Biasanya, menerjemahkan puisi adalah cara saya untuk tetap waras menghadapi pengulangan bertubi-tubi yang, ternyata, menjadi warna cukup dominan dalam proyek terjemahan saya sehari-hari. Klien tetap saya bisa dihitung pakai jari-jari sebelah tangan saja. Jadi, lumrahlah kalau jenis naskah yang saya hadapi cukup mudah diperkirakan bidang, gaya penulisan, kosa kata, dan tingkat kesulitannya. Di sesela suasana statis, puisi selalu menghadirkan perkara-perkara segar yang berhasil memantik gairah detektif saya dalam memecahkan kasus kebahasaan untuk kerja terjemahan.

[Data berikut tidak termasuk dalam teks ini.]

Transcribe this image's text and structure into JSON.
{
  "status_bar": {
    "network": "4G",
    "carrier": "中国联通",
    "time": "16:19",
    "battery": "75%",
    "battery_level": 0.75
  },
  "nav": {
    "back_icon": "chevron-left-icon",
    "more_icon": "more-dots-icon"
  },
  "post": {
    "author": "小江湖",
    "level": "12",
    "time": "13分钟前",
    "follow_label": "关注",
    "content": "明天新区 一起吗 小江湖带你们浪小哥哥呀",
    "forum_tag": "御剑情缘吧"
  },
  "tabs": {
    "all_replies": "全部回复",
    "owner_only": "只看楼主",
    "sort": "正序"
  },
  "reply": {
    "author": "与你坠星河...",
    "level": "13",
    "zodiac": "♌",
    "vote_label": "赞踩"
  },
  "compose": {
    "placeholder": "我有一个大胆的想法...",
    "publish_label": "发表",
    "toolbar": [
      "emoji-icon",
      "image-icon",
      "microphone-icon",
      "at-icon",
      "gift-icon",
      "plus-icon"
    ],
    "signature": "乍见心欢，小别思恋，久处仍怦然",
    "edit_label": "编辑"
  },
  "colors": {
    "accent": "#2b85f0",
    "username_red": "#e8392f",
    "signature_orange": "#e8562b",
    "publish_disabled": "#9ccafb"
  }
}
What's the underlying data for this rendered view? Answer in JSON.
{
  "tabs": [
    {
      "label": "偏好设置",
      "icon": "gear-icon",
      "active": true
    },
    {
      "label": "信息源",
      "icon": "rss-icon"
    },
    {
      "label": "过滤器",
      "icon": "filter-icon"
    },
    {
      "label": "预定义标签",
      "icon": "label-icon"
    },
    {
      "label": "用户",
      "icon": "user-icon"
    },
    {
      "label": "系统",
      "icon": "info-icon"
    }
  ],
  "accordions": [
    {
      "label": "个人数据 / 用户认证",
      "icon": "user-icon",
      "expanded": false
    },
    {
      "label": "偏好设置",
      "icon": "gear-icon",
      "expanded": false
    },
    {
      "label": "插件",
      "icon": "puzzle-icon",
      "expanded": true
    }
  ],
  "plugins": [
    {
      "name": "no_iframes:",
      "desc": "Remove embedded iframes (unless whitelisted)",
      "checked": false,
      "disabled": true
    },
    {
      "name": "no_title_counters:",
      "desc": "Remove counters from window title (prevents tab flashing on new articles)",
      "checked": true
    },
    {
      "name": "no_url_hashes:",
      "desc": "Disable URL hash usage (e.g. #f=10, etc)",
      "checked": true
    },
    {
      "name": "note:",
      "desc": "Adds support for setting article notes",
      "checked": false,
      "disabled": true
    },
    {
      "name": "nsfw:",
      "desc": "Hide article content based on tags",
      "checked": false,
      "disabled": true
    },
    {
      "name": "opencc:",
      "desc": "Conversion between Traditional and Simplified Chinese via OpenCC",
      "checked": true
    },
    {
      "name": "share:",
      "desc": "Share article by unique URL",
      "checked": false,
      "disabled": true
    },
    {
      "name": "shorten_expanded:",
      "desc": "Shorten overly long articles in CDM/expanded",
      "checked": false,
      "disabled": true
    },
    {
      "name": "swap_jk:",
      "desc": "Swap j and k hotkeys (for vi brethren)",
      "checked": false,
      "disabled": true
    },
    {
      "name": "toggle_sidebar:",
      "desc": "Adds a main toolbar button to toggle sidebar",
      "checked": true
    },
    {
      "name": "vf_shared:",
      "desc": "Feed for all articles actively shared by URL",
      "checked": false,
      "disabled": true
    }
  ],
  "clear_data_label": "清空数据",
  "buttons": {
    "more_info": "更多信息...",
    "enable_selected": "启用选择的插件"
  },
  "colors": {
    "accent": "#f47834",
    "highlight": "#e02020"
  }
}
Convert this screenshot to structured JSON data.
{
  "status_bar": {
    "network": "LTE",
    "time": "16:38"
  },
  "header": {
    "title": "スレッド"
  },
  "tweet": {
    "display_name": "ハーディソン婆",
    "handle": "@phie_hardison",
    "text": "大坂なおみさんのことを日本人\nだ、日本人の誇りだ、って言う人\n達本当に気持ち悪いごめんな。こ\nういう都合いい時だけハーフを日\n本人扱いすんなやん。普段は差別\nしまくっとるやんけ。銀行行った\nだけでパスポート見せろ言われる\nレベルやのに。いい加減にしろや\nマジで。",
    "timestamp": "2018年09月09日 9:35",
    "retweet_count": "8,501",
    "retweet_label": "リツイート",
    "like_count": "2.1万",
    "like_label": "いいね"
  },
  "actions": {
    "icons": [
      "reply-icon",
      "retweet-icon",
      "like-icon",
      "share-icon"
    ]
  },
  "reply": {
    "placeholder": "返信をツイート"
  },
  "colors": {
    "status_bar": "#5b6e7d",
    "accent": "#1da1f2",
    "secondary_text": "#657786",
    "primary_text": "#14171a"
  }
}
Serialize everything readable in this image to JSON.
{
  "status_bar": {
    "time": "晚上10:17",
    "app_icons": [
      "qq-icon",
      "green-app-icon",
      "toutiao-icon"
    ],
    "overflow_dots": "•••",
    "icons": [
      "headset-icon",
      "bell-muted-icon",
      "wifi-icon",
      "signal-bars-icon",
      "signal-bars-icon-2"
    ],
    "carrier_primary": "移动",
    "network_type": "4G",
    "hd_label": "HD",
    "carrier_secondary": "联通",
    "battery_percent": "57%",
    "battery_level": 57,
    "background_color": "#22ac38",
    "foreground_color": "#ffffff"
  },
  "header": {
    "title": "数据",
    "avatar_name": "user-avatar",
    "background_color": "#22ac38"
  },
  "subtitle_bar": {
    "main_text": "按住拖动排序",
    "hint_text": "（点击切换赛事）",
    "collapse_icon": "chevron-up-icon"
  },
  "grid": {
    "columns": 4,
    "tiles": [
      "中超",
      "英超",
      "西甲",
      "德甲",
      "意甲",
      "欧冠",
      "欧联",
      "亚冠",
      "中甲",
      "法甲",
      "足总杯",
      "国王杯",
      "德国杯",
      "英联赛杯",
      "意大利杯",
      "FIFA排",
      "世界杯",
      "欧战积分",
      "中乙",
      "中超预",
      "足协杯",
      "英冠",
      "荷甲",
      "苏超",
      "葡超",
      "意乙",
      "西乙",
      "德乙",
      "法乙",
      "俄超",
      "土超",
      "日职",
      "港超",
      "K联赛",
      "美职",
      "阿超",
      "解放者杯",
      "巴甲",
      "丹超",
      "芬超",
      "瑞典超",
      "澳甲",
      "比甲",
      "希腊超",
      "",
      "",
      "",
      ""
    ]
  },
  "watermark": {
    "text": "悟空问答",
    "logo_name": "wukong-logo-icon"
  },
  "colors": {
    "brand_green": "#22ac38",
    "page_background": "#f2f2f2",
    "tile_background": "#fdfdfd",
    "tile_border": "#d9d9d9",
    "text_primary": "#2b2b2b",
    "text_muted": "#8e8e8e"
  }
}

Tahun lalu, saya menerima kunjungan dari seorang penulis muda yang tinggal di Jakarta. Dia punya manuskrip berupa kumpulan puisi dan cerita yang ingin dia terbitkan dalam dua bahasa. Naskah asli berbahasa Indonesia, tugas saya menginggriskannya.
Aha! pikir saya. Akhirnya datang kesempatan untuk mengerjakan proyek terjemahan puisi pertama. Peluang ini langsung saya iyakan. Biaya jasanya? Sesanggup si pemberi kerja saja, lah. Orang saya menganggap proyek ini sebagai proyek liburan, kerja tamasya, darmawisata. Sudah senang, diberi bayaran pula. Ya saya bahagia.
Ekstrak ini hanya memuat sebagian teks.